October will be the time when Russia’s perceived adversary, the US, will be most politically vulnerable. By this time polls will show which candidate for the Presidency will be in the lead, and the serving President will be focused on winding down international commitments, rather than extending them. A Trump Presidency would likely give Putin the opportunity to strike the deal that he craves, but if pre-election polls show Clinton leading, Kremlin strategists might well consider overt military action against the Baltics in order to finally test the durability of NATO’s Article 5 (this is former general Sir Alexander Richard Shirreff’s scenario). It is widely known that the Latvia and Estonia are effectively undefendable in case of direct Russian attack, and a politically weakened Merkel, a lame-duck Obama, and an ISIS-occupied Hollande, may well opt for negotiating with Putin under such circumstances, rather than responding militarily. The strategic fact that NATO would be ruined as a result of their inaction would likely fall victim to political expedience of the moment. Weakness in the face of Russia would certainly boost Trump’s chances of election (the US electorate could doubtless be encouraged to vote against the “weak” Democrats), and Putin would face a more amenable US rival after January 2017. Checkmate for the Kremlin…

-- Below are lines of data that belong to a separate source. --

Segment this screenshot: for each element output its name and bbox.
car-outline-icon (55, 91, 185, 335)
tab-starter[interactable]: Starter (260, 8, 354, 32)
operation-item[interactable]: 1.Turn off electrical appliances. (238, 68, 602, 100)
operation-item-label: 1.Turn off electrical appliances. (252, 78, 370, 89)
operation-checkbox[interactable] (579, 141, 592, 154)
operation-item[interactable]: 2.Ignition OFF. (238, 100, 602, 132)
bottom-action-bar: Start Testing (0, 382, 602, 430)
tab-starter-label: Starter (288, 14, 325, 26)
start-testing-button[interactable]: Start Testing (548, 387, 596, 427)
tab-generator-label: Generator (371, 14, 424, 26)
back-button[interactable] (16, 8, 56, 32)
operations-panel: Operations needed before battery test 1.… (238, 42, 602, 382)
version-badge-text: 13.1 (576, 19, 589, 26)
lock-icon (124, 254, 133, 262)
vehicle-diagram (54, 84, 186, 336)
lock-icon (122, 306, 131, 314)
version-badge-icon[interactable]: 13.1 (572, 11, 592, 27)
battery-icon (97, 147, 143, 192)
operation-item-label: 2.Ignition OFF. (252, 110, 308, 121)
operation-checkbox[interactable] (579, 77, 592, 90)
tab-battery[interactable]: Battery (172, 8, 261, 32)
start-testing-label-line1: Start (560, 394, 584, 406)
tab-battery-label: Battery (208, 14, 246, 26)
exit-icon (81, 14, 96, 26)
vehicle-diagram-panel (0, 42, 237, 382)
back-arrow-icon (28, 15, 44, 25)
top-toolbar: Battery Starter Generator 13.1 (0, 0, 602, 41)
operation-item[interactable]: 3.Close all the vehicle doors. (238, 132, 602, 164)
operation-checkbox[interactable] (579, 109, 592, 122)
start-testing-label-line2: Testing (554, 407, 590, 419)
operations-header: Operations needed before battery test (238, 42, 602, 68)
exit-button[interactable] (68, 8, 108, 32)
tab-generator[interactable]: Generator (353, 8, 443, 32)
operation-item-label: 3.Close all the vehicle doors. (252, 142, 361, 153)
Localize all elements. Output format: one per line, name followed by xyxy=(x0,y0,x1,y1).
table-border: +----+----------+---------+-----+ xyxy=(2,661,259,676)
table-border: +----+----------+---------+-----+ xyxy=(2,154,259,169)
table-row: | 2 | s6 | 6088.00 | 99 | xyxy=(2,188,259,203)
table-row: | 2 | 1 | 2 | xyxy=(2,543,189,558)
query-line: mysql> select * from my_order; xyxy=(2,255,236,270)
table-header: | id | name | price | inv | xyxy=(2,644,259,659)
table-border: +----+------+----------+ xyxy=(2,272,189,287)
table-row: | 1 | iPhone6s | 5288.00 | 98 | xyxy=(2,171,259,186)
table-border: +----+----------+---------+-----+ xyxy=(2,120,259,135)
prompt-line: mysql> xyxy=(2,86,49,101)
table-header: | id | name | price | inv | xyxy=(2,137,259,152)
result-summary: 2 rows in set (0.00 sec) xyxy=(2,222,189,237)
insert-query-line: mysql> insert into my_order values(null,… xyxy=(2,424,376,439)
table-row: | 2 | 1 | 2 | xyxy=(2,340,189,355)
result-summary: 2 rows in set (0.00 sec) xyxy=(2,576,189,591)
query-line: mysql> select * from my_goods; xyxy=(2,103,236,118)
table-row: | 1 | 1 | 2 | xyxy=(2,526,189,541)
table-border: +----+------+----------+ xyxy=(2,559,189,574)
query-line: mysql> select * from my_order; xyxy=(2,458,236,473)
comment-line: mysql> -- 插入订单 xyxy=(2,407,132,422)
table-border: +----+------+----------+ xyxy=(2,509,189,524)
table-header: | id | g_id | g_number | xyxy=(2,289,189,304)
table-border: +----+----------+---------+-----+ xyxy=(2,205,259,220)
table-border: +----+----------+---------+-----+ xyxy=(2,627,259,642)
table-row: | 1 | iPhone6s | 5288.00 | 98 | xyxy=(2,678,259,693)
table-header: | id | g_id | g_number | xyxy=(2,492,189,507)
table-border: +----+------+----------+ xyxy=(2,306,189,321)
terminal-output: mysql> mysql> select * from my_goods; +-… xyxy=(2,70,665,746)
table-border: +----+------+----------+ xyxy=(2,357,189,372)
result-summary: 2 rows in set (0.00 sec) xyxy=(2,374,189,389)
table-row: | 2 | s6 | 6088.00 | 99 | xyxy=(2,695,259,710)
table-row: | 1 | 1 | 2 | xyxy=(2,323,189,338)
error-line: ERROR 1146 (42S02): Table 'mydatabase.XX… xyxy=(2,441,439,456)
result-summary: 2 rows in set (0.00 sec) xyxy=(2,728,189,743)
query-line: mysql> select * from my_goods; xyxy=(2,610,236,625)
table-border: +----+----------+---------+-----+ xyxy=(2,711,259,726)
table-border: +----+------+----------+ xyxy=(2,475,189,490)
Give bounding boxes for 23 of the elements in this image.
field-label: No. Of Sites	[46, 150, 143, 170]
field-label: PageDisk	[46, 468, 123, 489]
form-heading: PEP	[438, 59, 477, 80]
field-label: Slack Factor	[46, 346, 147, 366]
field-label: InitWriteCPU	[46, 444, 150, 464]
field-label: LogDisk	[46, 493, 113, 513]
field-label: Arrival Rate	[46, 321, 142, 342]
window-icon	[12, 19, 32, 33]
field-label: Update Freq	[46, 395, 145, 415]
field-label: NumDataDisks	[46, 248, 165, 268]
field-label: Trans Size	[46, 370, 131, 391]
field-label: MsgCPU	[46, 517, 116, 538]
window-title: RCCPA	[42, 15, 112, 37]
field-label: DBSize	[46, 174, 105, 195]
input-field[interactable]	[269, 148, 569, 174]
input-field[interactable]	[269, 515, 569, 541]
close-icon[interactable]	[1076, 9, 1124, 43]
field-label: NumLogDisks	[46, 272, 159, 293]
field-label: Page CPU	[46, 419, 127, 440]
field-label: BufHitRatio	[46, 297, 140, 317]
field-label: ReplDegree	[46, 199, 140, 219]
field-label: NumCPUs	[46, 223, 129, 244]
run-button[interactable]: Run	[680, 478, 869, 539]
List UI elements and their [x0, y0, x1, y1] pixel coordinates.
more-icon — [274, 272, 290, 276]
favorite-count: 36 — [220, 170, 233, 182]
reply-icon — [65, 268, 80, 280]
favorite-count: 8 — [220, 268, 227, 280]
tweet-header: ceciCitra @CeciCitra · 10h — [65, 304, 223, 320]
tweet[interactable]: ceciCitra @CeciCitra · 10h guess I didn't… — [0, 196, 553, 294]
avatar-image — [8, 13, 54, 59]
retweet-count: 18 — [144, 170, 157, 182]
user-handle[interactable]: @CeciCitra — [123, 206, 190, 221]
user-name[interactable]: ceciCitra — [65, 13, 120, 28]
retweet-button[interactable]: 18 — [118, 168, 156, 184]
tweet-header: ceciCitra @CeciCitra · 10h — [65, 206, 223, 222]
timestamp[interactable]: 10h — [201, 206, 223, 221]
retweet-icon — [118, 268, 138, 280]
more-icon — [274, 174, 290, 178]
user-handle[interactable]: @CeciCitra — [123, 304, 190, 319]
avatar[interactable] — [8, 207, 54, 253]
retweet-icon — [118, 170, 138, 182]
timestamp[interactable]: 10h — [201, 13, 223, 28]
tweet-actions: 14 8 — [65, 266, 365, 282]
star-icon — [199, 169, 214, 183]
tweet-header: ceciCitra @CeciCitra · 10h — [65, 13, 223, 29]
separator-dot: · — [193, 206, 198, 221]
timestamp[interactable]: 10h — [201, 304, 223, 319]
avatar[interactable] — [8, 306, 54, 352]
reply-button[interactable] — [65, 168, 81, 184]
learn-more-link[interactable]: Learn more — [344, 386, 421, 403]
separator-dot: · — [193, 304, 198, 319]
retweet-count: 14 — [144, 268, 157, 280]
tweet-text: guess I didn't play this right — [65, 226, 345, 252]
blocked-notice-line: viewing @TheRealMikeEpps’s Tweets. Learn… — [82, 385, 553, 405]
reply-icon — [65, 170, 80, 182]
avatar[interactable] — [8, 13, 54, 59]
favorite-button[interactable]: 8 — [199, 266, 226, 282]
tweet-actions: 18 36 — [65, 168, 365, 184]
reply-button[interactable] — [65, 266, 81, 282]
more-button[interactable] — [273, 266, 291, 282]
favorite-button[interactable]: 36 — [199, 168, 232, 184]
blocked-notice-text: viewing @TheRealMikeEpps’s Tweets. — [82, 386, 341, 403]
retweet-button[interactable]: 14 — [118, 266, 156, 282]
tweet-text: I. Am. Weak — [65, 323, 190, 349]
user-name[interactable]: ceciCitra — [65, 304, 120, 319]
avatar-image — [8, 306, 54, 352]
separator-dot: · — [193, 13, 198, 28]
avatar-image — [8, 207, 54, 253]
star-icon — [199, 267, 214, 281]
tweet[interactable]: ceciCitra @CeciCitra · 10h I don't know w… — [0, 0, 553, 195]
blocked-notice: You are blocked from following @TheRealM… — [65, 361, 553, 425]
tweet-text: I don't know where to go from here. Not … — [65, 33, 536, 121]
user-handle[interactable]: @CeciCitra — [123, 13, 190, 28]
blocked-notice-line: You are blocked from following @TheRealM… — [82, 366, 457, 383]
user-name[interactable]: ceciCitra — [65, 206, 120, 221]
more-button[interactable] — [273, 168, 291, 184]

Now back to Ukraine. If western leaders balk at the risk of triggering nuclear war by defending the Baltic states, Putin will certainly feel emboldened in Ukraine, and a renewed attempt to occupy a land bridge to Crimea (via Mariupol and Berdyansk) may well be in the cards. The Ukrainian electorate, faced with a very real external threat, would likely turn to more radical political figures (e.g. Savchenko) for solutions, but this choice will be uneven territorially. The popular backlash against “three years of lost time” (possibly violent) would likely target the entire political elite (i.e. anyone holding political office), but the alternative figures that could come to power are unlikely to enjoy national support. Effective disintegration of the country into individually ruled fiefdoms cannot be ruled out…

I have been criticized for scaremongering before, but ignoring scenarios is never healthy. More than anything I hope I’m wrong about Savchenko, and that I’ve given way too much strategic credit to the Kremlin. Ukraine and Ukrainians will (of course) survive, and even prevail. But the autumn is shaping up to be hot – both domestically and internationally.